Ok, the movie is 13 years old. You already know if you're going to see it or not. You want to know if it's worth seeing and paying the extra charge for the 3-D glasses, right? I promise I'll get there eventually.
I have to be upfront and say that I've never been a big fan of The Nightmare Before Christmas. It certainly has its charming moments (especially as Jack discovers snow and Christmas), but the film never really connected with me outside of these occasional moments. This film is important because it's one of the first times that I realized that not every movie was meant for me. The execution of the stop motion for this film is amazing. Never before had a stop motion film given its characters such a sweeping range of motion, most notably during the musical numbers. This film has a lot in common with 2001: A Space Odyssey for me. I understand and appreciate that both films are achievements and mean the world to those who love them.

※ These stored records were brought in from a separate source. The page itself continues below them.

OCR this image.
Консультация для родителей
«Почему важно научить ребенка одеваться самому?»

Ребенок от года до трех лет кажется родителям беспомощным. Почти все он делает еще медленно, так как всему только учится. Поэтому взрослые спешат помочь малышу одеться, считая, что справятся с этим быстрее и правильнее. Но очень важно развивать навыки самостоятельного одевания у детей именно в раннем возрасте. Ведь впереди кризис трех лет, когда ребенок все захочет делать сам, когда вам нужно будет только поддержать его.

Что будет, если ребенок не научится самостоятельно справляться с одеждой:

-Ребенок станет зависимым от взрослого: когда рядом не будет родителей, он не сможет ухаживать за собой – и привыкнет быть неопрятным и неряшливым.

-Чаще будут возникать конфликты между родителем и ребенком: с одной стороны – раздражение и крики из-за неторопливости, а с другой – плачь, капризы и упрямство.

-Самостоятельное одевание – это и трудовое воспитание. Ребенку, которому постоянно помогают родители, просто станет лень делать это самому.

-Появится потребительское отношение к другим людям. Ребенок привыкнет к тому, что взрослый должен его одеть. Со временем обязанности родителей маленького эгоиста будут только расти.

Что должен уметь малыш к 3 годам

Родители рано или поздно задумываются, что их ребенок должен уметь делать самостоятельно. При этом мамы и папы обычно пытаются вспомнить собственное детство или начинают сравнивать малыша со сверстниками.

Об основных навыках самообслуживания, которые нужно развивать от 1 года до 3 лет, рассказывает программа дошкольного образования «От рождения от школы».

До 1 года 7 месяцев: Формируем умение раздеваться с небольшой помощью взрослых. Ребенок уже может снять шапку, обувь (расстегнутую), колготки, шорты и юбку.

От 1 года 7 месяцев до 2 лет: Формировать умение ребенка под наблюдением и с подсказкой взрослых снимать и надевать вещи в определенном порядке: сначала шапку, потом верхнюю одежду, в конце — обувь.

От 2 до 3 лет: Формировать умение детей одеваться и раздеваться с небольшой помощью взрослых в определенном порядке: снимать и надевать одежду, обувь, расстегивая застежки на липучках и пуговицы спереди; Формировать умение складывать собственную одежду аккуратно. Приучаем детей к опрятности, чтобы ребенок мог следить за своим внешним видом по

Now we get to the part everyone wants to know about. Probably the most disappointing part of the film is that it didn't look better. That isn't to say that certain parts of it didn't look spectacular. The scenes in Christmas Town and in Oogie Boogie's lair looked pristine and magical. Why the rest of the film didn't look the same way is something I don't understand. If this is Disney's first entry into the theatrical 3-D realm, why wouldn't they make sure it looks as good as possible? It didn't help that the Pixar short in front of it, Knick Knack, is probably the best thing I've seen in 3-D yet.
An interesting approach was taken to the 3-D in Nightmare. It seemed as if it was like watching a film in a shoebox. Instead of the entire film poking out from the screen, it seemed to go inward, which really helped give depth to the film. There were the couple times when something would jump out at the audience, and everyone screamed as they should. What made this choice work so well is that it made the landscapes look very realistic. You will almost believe you're looking at the set as they filmed it. Unfortunately, whenever the camera is spinning or moving very fast, your eyes may end up bugging you some. I had to take the glasses off twice during the screening to rub my eyes.
In the end, Nightmare fans will love this, not as much because of the 3-D, but because they get to see the film on the big screen again. Don't get me wrong, the 3-D was impressive, but I wondered, what if they had taken a Pixar film like Monsters Inc or The Incredibles for their first 3-D attempt instead - that would have been downright amazing.